Scepticism and Peace of Mind

One reason the dogmatists were so popular in antiquity was that they claimed to give people secure and true knowledge about ultimate reality. The Stoics, especially, developed the concept of "imperturbabilty" (ataraxia), a feeling that should accompany the thought that God's providence is really working out all things to the good of the universe. Surprising as it might seem, the Sceptics were also interested in this same ataraxia. The leading Sceptic writer, Sextus Empiricus, sheds some light on the relationship between skeptical conclusions and peace of mind by invoking an anecdote which apparently descends from Pyrrho's time (Pyrrho was the founder of Scepticism in the 4th century B.C, giving the alternative name of Pyrrhonism to it--even though we do not have much information about the historical Pyrrho) in Alexander's court.
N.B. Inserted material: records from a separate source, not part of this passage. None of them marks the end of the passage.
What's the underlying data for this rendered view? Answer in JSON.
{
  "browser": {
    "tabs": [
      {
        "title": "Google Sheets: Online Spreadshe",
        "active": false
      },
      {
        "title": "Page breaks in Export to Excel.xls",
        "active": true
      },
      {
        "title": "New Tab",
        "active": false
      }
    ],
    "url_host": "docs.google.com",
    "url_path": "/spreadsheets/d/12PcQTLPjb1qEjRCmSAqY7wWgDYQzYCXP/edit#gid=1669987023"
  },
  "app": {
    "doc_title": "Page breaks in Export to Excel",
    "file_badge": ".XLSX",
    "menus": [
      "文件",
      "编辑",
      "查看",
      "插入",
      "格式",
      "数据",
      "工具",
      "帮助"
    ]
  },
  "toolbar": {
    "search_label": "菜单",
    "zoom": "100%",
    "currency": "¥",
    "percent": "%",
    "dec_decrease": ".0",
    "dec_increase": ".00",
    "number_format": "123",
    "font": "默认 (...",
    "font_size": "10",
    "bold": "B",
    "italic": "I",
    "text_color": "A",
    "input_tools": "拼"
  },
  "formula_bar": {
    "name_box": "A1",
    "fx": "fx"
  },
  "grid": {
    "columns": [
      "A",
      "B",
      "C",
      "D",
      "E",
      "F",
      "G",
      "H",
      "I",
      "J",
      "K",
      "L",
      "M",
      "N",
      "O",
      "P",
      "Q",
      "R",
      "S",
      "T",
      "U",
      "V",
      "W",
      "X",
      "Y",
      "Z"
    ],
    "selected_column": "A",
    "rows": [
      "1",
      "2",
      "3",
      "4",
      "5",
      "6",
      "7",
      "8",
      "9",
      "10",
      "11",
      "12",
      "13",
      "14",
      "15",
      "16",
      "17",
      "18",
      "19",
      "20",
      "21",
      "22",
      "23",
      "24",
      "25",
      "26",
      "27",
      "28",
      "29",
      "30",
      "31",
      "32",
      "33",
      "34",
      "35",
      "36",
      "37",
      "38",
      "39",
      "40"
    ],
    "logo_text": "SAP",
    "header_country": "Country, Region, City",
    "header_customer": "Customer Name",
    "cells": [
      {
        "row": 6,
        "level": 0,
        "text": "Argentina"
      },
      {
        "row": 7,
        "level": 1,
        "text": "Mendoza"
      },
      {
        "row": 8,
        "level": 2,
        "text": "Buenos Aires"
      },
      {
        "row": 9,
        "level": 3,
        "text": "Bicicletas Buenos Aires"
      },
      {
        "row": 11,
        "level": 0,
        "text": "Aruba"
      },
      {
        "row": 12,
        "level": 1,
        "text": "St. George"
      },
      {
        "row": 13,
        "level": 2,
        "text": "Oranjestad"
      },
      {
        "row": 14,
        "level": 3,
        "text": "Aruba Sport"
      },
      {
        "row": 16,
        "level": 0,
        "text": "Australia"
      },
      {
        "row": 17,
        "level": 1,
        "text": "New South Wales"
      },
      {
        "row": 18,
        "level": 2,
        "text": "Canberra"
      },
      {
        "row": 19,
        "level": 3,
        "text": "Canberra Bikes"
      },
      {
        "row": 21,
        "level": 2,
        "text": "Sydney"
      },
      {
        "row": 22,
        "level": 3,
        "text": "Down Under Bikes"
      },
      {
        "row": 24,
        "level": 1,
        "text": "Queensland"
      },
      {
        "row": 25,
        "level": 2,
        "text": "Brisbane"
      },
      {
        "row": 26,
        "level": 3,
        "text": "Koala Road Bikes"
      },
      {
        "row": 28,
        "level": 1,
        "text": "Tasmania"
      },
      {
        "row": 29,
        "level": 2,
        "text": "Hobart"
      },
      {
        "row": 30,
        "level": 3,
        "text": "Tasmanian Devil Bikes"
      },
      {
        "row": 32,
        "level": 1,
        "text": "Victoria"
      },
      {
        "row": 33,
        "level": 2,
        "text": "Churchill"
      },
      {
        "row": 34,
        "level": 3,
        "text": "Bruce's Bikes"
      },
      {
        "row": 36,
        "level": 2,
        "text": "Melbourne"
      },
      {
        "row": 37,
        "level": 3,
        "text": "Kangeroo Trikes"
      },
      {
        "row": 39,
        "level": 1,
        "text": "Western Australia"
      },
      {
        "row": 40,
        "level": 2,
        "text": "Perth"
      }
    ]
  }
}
The anecdote tells how Apelles, Alexander's court painter, was so frustrated by his inability to paint the froth on a horse's mouth that he threw his sponge at his painting, accidentally producing the effect he wanted. “So, too, the Skeptics were hoping to achieve ataraxia by resolving the anomaly of phenomena and noumena, and, being unable to do this, they suspended judgment. But then, by chance as it were, when they were suspending judgment the ataraxia followed, as a shadow follows the body.”

In our own time the debate continues between those who believe, sometimes stridently so, that they have an insight into the ways of God in the universe and others who disclaim any such understanding. My experience has been that those who maintain that things can be understood are, in general, not as smart as those who say that things are incomprehensible. Or, is that just the irony of life?

Conclusion

Actually, the OED gives us even one more word, similar to both of the preceding, but only attested in 19th century England and then, probably mercifully, dropping out of sight. It is the word acatallactic. It is derived from the Greek word for "exchange," and acatallactic was used by Ruskin and a few others 150 years ago to mean "against exchange" or "against political economy," but even this brief description does not shed too much light on it. Perhaps that is why it never really caught on.

Thus, as you study, look for acatalectic verses; consider ideas and decide whether they are acataleptic or cataleptic, and know that you are following in the steps of distinguished predecessors as you think these thoughts.